The impact of a weaker pound on the index so far this week was less pronounced on Friday, and weakness in UK-centric stock, including banks, supermarkets and retailers, weighed on the index. Housebuilders were the exception, as Persimmon and Taylor both gained more than 1%.
Although the FTSE 100 is down slightly on Friday, it has managed to carve out minor gains since the turn of the year.
Sainsbury’s wrapped up a very soft week of festive trading updates for FTSE 100 retailers as shares fell 2% on the news like-for-like sales slowed again, despite gaining market shares over the key festive trading period. Investors will also be concerned about the outlook amid rising national insurance rates.
“Sainsbury’s has come on leaps and bounds with its grocery operations in recent years, fighting off the competition from Aldi and Lidl at the discount end and enticing people at the upper end from Waitrose,” said AJ Bell investment director Russ Mould.

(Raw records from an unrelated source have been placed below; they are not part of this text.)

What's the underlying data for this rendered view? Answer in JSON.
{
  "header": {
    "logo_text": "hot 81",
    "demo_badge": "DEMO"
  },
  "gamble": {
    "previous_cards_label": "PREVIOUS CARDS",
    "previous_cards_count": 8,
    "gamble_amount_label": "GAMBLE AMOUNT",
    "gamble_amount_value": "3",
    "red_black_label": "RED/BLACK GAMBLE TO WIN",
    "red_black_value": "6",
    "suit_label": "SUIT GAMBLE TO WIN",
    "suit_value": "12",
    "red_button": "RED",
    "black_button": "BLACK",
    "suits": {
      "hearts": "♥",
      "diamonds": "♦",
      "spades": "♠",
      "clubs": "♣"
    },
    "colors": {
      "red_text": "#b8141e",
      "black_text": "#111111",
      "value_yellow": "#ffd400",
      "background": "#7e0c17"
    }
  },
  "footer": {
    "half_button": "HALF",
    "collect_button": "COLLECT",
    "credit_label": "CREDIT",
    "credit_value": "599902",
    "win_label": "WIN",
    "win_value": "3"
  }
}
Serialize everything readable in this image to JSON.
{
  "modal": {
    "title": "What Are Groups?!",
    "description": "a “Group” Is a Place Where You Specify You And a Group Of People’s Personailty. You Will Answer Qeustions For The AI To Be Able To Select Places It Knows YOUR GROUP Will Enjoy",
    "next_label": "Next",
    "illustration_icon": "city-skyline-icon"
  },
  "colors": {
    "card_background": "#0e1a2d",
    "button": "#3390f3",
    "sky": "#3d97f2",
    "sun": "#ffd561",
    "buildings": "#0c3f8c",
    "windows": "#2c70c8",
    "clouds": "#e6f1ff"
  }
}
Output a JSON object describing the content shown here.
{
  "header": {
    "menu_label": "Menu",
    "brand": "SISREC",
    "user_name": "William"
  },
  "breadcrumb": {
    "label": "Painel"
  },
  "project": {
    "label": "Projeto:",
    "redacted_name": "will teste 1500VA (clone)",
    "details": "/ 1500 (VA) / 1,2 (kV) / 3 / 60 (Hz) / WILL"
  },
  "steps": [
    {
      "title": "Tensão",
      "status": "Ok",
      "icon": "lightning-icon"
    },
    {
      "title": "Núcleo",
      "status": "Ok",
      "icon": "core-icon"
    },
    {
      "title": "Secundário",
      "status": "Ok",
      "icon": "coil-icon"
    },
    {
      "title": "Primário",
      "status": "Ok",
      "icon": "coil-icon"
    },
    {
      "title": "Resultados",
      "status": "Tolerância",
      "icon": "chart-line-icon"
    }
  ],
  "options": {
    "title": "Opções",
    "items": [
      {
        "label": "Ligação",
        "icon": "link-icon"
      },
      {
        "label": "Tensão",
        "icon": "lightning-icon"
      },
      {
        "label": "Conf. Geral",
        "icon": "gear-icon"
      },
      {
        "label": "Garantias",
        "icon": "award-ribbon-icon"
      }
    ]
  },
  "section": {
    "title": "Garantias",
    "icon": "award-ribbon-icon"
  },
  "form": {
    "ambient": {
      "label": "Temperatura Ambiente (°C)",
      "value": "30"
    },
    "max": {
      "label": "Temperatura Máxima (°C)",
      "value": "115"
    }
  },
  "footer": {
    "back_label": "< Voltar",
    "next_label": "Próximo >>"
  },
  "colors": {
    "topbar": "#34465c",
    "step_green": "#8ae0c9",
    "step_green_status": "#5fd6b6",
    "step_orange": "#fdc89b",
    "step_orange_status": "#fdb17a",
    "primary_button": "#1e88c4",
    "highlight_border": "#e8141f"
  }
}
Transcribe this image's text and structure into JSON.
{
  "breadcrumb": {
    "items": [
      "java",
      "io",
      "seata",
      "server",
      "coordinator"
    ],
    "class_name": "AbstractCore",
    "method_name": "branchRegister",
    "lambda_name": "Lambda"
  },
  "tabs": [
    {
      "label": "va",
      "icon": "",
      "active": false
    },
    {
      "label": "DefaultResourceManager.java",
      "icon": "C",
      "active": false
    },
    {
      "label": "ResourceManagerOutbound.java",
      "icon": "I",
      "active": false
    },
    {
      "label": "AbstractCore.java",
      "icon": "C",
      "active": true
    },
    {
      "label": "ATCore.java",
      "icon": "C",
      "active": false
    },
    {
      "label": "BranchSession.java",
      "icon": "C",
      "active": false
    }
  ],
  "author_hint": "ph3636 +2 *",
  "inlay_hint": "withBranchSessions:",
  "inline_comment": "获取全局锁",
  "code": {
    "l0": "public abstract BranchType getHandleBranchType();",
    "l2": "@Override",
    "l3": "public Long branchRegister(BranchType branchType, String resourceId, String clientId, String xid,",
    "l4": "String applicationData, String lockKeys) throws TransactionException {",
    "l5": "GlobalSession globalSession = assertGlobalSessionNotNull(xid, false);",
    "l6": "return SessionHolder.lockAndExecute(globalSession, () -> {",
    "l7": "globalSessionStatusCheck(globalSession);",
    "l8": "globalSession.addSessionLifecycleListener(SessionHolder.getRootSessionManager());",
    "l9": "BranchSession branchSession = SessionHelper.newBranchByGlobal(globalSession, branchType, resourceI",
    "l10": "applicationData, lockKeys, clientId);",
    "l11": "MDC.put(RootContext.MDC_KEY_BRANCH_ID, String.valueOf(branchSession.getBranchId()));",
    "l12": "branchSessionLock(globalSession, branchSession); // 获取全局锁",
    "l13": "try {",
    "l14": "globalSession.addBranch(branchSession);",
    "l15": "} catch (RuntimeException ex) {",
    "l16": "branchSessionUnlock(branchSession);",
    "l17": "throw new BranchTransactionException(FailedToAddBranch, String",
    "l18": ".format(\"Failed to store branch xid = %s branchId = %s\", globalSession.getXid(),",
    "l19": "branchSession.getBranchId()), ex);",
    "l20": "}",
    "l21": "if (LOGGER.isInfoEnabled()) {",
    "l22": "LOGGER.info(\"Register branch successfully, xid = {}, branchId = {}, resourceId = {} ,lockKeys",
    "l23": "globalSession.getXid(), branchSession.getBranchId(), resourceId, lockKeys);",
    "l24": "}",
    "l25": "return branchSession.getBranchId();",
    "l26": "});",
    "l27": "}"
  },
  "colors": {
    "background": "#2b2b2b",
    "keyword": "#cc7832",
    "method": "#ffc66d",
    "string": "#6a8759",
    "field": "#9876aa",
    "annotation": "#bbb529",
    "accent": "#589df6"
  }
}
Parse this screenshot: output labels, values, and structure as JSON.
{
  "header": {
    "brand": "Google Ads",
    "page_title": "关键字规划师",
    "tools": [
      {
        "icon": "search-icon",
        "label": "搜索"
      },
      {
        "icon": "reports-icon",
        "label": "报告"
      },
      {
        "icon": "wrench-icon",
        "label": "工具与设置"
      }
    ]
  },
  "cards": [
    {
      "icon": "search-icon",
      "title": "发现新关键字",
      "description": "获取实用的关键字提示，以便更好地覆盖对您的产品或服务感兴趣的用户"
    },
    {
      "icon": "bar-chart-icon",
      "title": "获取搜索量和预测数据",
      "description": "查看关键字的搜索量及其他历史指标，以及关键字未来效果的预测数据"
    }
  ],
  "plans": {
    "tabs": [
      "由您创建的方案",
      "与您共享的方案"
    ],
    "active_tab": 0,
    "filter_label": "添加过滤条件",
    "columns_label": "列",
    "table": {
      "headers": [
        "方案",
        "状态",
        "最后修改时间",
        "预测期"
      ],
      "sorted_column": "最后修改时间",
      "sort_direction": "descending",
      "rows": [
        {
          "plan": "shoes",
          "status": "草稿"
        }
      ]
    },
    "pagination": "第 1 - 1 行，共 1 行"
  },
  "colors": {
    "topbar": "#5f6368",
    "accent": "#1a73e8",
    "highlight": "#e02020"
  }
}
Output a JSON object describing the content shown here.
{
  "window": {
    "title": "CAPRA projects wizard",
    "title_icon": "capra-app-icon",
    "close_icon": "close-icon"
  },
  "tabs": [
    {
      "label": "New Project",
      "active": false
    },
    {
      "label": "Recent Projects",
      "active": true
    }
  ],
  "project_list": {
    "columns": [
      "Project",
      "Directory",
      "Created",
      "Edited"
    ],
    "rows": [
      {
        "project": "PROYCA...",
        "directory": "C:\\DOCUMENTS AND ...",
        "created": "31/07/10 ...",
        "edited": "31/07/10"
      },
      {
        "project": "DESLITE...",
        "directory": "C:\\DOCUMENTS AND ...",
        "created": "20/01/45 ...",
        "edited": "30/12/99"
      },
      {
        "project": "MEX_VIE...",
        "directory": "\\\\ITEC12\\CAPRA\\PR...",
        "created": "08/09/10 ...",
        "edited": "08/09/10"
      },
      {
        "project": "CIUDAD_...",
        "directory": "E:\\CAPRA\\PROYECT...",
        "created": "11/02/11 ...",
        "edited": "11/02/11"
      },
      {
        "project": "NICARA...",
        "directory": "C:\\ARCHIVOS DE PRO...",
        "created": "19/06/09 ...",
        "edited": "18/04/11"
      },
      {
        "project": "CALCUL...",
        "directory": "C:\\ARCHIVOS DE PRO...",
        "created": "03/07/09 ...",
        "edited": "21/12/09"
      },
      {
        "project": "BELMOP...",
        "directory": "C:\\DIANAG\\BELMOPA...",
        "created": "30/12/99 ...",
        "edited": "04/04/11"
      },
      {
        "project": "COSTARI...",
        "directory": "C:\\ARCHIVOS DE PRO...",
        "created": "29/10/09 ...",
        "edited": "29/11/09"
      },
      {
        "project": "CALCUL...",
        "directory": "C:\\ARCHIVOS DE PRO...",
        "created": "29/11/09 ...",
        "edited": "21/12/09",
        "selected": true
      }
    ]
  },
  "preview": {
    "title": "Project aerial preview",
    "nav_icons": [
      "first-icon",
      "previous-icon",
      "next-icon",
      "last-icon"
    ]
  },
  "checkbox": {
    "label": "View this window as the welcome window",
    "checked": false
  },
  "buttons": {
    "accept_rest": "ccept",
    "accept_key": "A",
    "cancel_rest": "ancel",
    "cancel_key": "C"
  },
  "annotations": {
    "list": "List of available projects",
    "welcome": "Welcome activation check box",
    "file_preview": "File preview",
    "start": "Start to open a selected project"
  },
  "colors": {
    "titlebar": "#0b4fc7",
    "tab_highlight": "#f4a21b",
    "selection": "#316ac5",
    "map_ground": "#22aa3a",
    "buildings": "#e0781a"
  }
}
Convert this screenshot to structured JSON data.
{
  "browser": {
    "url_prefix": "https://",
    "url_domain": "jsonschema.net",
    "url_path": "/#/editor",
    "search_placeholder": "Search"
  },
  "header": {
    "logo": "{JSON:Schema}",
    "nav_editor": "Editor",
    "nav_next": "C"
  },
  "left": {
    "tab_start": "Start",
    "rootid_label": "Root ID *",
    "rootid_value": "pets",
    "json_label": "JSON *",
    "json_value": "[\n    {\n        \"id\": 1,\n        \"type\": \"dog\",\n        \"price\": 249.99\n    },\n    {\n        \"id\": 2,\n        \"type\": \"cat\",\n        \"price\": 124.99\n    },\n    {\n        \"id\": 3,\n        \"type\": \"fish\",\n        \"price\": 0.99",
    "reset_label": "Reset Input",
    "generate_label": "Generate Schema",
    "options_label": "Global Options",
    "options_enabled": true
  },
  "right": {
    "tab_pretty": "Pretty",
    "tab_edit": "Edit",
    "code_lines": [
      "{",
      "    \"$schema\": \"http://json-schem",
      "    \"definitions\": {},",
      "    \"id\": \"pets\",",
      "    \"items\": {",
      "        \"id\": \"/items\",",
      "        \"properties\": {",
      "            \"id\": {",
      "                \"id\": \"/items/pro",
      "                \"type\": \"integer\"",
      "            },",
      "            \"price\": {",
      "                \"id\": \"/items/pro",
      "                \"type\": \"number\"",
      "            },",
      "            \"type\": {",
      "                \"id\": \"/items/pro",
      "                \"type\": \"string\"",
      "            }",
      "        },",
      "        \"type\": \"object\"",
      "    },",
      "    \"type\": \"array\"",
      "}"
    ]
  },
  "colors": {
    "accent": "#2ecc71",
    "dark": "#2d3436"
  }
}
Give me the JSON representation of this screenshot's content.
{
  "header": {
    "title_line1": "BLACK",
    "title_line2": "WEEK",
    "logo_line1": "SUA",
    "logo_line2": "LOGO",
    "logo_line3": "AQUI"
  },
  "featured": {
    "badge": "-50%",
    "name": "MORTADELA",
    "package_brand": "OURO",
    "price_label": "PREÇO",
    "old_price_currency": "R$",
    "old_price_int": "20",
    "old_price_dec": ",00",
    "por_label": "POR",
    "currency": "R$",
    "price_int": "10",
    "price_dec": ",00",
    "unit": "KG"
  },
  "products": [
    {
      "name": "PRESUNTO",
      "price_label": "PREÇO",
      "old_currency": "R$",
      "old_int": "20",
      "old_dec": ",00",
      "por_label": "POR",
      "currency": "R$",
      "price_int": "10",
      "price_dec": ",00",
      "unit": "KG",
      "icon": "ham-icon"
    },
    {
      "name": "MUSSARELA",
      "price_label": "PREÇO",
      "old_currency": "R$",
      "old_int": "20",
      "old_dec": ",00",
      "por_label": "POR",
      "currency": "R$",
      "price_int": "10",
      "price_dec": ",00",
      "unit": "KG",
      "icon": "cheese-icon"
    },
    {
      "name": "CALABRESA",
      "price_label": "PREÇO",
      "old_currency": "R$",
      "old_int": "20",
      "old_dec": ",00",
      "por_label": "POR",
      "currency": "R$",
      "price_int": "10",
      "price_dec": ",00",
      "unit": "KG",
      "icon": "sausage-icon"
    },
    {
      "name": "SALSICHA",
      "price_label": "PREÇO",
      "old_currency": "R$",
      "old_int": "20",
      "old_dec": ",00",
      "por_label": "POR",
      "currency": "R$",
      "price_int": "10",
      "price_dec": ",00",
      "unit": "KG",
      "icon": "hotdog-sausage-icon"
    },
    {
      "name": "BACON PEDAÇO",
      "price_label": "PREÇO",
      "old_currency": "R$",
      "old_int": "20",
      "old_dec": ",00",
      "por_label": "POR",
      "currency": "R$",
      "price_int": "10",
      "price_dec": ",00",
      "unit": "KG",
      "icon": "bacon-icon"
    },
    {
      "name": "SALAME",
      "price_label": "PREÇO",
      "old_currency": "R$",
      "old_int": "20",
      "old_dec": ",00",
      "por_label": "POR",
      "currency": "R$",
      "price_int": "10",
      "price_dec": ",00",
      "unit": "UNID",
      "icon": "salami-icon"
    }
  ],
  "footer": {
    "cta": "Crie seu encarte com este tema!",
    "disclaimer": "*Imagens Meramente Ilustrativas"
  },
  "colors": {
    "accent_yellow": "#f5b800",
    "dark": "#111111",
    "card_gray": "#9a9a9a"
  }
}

“Its price points have struck a chord with shoppers, both those looking for a bargain on staples and those who want good quality items but don’t want to pay a pretty penny. Strategically, it is in a much better shape these days, but its situation is far from perfect.
“The story with Sainsbury’s is the same as it has been for the past year: Groceries are great, Argos less so. This would be fine if the supermarket chain wasn’t fussed with non-food interests, but Argos is a central part of its strategic growth plan so it has a problem on its hands.
“As it stands, the biggest part of its business is firing on all cylinders and the side attractions are the laggards, including clothing. Argos’ lacklustre performance has dragged for six consecutive quarters, which in anyone’s book is a big warning sign.”
Sainsbury’s soggy update dragged on Tesco shares, which gave up another 2% after falling yesterday.
After being upgraded to ‘overweight’ by Morgan Stanley, Reckitt Benckiser was the top riser.